The head of Türkiye’s Banks Association on Tuesday expressed expectations for extra restrictive measures on explosive bank cards, which grew thrice the overall loans in 2023, to rein in inflation.
Credit playing cards grew by 159% as of final yr, based on the banks affiliation knowledge, in comparison with 54% development in complete loans.
“It is evident that there is a need for regulation in this area.
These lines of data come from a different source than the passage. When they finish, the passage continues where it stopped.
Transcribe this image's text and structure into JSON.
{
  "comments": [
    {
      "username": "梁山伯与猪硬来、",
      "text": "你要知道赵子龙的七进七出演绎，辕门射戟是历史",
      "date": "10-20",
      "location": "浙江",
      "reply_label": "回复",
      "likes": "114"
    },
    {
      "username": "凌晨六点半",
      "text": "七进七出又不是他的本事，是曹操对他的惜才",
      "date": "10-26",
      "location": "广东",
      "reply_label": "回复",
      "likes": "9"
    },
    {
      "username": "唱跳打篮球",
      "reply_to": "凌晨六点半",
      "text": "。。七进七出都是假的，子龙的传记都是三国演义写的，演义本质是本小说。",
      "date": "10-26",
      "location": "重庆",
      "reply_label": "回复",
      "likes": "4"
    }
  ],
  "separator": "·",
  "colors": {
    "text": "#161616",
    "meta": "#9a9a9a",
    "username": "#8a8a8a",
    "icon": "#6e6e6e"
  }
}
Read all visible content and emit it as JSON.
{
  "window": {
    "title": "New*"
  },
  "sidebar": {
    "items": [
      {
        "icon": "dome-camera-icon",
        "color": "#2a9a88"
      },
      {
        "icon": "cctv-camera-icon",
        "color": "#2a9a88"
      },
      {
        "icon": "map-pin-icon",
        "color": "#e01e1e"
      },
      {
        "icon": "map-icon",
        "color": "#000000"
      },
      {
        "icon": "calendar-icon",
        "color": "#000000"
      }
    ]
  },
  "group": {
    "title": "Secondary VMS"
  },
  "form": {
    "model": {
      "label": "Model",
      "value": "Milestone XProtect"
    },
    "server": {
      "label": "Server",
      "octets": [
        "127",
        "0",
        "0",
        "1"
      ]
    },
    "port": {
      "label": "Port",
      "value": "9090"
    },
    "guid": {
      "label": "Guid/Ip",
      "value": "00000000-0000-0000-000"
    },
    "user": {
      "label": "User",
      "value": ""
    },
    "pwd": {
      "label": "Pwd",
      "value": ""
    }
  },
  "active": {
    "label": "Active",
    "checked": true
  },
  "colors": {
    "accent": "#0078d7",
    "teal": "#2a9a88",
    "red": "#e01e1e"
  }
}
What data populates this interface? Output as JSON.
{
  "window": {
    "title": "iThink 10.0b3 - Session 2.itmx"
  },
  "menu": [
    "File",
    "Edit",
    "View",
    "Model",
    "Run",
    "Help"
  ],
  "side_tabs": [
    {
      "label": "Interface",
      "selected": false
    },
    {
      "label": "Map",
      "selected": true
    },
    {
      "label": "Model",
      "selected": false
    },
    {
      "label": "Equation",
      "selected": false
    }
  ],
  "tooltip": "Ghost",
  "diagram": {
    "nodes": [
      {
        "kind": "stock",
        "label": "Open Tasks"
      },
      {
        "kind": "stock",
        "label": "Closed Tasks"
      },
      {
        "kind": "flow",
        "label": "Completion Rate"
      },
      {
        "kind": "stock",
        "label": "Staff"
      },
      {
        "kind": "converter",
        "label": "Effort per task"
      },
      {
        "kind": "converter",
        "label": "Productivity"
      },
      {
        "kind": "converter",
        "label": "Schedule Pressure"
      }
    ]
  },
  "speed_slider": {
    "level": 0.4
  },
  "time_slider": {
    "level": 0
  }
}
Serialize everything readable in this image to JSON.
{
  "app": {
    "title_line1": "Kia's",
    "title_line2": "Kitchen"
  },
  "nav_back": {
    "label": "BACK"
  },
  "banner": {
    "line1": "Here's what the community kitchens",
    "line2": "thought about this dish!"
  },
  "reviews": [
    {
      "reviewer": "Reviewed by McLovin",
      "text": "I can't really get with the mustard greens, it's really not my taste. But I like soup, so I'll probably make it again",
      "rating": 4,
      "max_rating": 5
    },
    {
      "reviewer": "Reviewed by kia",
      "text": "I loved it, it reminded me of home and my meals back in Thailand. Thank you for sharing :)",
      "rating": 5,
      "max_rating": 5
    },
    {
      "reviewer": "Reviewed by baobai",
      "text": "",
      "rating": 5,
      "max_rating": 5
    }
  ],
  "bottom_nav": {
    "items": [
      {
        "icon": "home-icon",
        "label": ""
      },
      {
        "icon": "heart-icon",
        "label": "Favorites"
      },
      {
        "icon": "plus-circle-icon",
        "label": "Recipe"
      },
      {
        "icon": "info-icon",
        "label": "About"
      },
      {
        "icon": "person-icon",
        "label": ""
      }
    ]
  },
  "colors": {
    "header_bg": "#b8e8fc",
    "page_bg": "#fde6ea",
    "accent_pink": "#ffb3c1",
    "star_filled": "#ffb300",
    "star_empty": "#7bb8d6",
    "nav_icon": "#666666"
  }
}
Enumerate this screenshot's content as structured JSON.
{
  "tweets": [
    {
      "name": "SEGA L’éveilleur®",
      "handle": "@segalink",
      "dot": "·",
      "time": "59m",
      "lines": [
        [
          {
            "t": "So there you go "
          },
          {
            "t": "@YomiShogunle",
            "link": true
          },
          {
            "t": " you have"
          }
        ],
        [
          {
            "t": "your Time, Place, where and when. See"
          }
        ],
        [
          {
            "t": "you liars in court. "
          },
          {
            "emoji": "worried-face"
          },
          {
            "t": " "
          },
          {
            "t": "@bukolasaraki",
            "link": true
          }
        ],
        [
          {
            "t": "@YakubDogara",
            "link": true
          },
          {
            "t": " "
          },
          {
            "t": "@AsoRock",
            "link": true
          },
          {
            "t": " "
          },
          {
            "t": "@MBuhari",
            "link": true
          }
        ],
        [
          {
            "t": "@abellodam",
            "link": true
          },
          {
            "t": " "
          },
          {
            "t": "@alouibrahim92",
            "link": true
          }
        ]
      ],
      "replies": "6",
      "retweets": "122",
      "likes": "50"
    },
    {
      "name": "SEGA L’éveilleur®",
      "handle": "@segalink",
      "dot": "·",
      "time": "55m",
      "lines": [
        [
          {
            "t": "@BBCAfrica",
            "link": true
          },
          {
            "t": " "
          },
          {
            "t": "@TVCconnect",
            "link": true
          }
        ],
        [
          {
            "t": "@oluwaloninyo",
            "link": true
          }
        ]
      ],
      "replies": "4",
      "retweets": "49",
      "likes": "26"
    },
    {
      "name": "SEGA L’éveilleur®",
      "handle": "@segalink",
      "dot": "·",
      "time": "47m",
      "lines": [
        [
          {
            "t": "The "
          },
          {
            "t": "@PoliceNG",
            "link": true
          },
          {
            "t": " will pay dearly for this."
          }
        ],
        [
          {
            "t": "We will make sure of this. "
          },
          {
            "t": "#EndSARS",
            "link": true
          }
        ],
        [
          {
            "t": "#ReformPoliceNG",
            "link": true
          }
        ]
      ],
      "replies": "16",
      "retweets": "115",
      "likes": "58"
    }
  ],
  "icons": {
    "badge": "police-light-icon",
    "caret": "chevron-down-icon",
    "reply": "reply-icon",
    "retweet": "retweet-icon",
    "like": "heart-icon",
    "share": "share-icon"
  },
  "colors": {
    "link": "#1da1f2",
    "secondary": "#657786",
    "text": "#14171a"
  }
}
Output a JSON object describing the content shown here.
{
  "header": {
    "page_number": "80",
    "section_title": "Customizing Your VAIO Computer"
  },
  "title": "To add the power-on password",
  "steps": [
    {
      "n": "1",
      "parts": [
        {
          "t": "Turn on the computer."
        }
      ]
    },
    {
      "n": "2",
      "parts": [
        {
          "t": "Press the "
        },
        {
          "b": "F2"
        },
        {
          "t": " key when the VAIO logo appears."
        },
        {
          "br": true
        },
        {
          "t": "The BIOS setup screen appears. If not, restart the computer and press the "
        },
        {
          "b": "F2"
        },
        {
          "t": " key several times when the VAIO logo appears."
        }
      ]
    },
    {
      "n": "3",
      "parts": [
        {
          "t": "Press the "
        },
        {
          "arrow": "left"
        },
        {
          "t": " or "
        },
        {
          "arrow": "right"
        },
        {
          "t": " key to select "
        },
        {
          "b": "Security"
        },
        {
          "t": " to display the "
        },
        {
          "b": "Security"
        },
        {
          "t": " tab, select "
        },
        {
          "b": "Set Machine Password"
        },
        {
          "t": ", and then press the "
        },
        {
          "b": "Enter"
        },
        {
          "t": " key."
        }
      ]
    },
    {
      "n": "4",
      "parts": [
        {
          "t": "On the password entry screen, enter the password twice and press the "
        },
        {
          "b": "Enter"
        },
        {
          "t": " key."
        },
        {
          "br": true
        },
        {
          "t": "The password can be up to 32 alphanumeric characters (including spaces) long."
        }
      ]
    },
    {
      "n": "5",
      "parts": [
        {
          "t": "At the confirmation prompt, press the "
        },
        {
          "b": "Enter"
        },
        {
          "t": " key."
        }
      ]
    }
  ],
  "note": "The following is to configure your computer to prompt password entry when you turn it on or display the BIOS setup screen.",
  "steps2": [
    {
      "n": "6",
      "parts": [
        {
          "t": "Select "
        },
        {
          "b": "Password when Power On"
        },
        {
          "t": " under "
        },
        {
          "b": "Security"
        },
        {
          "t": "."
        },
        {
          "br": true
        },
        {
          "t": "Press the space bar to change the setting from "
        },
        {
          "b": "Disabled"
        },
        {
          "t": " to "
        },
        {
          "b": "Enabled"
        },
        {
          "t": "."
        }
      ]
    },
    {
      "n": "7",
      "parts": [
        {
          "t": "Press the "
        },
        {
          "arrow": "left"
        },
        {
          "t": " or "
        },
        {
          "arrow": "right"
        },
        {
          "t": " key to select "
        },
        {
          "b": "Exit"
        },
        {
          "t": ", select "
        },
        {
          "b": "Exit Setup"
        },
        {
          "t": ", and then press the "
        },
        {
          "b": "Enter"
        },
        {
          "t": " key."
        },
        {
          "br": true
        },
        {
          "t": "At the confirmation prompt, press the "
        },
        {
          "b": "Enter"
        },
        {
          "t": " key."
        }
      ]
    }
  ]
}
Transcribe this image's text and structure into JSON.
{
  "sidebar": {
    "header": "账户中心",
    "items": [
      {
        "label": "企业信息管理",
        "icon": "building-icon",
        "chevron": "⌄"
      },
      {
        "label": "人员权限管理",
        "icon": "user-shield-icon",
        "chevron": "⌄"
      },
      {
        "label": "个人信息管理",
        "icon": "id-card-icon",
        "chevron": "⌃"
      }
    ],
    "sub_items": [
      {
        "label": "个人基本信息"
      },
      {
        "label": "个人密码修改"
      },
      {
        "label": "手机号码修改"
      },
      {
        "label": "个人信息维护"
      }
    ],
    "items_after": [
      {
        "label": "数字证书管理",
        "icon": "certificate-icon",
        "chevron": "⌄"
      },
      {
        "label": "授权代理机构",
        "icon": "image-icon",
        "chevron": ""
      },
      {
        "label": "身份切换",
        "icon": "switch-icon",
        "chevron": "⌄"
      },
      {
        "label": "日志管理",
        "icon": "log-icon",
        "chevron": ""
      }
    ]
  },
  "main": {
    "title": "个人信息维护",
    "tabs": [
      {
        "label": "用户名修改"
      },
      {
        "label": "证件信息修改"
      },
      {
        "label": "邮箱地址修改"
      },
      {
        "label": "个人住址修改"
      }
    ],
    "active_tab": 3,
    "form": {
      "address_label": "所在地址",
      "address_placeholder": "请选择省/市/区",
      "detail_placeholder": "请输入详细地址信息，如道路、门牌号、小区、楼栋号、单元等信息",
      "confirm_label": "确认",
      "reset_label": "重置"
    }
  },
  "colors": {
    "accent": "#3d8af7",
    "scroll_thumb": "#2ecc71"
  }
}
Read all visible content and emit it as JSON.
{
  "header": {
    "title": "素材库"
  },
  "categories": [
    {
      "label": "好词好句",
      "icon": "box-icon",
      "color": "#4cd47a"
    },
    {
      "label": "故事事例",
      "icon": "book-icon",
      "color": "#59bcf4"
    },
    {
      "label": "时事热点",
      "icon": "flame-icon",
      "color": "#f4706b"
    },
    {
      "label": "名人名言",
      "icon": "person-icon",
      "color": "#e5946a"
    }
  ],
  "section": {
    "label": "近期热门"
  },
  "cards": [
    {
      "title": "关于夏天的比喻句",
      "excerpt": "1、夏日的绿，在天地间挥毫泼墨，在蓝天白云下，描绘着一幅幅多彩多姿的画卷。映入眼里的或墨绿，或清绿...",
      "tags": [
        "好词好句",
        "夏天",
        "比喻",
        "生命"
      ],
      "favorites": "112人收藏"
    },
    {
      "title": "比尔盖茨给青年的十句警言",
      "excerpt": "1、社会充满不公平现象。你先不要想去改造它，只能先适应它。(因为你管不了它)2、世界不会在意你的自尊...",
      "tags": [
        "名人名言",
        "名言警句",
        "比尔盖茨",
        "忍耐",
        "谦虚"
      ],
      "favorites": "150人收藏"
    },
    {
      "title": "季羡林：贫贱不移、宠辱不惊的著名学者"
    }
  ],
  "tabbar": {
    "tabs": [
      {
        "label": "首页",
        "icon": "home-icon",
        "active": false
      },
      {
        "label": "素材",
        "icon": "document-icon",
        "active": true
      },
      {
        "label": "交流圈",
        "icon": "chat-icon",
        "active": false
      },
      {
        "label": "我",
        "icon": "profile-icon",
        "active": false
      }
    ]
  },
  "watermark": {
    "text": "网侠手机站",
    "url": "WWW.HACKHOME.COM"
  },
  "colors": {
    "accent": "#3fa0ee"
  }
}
I believe there will be a regulation here to manage the credit cards’ inflation effect,” Alpaslan Çakar instructed a gathering with journalists.
“I think action will be taken this year.”
The chief government of massive state financial institution Ziraat, Çakar expects the central financial institution to lift rates of interest one final time this week and start an easing cycle within the final quarter of this yr.
He additionally mentioned he anticipated authorities to take away this yr a raft of economic laws that have been adopted within the wake of a late-2021 deep Turkish lira depreciation.
The feedback from Çakar present a street map on financial and macroprudential coverage from a senior monetary sector official as Türkiye continues alongside a extra standard policymaking path embraced after President Recep Tayyip Erdoğan appointed a brand new financial administration after successful reelection in May.
The workforce reversed a yearslong easing coverage and embraced a pointy tightening sought to arrest inflation, cut back commerce deficits, increase overseas funding, rebuild overseas trade reserves and stabilize the lira.
The Central Bank of the Republic of Türkiye (CBRT) has lifted its key price by 3,400 foundation factors since June, together with a hike of 250 foundation factors to 42.5% final month.
Credit card measures
In addition to price hikes, the federal government elevated the chance weights on particular person loans to curb home demand and eliminated installments for abroad journey.
Measures associated to bank cards may contain limits on installments and credit score restrict controls, Çakar mentioned. He famous he doesn’t anticipate an adjustment in rates of interest, which the central financial institution determines based mostly on its formulation.
“However, I expect a regulation within the scope of other parameters,” he added.
Çakar mentioned they anticipate the overall credit score development within the banking sector to be round 40% this yr. He added that they anticipate a slight improve in non-performing loans (NPL) as a result of financial tightening, however mentioned it could be manageable.
The Turkish banks’ borrowing from overseas stands at $116 billion (TL 3.51 trillion), with $78 billion in loans, $19 billion in borrowings from cash markets and $19 billion from securities issuance, he famous.
Çakar talked about that the sector confronted occasional difficulties in borrowing from overseas in earlier years. However, he emphasised that there are at the moment no issues relating to borrowing and demand.
“Maturities are getting longer, and costs will gradually decrease. Money can be found, and there is demand now. Costs will also decrease with the decline in CDS (credit default swap),” he added.
One last price hike
Çakar went on to say that price hikes are coming to an finish everywhere in the world.
“I think Türkiye will follow the main central banks’ rate-cut steps and expect a rate-cut cycle to start in the last quarter,” he mentioned.
According to surveys, the CBRT is predicted to lift its key coverage price by one other 250 foundation factors to 45% at a coverage assembly on Thursday, marking the top of its aggressive tightening cycle.
Çakar mentioned he expects inflation to proceed rising by May, earlier than declining to round 40%-45% by year-end, greater than the central financial institution’s expectation of about 36%.
Erkan was cited as telling traders this month that the financial institution would take any motion wanted because it sought to decrease inflation, which neared 65% final month.
“The crucial aspect is to lower inflation before it becomes sticky and permanent. Managing sticky inflation is of vital importance, and close attention must be paid to it,” mentioned Çakar.
“In this context, certain mechanisms need to be operated more actively to protect the market, safeguard the real sector and promote growth again.”
Normalization in markets
Çakar additionally expects the central financial institution will take away a raft of macroprudential measures earlier than 2025, reflecting what he referred to as a normalization that has began in monetary markets.
“Life in the market is gradually returning to normal. The dynamics of price, demand, customer and bank relationships are beginning to take shape. Moreover, the credit mechanism has already found its own course,” he famous.
He additionally cited expectations for an finish to a government-backed scheme safeguarding Turkish lira deposits towards overseas trade depreciation.
The authorities has begun rolling again the so-called KKM scheme and introduced measures after the May elections to dissuade corporations and people from renewing the KKM accounts, which reached a document of over TL 3.4 trillion in mid-August.
The determine has been falling since then and reached as little as TL 2.53 trillion as of the week ending Jan. 12, based on the Banking Regulation and Supervision Agency (BDDK) knowledge.
“By 2025, the KKM will likely cease to be on the agenda,” mentioned Çakar.
Reserve necessities have reached 15%-16% of banks’ steadiness sheets, he mentioned, posing “a serious cost for banks.” Lenders have requested the central financial institution for “remuneration” on the required reserves, he added, with out elaborating on prospects.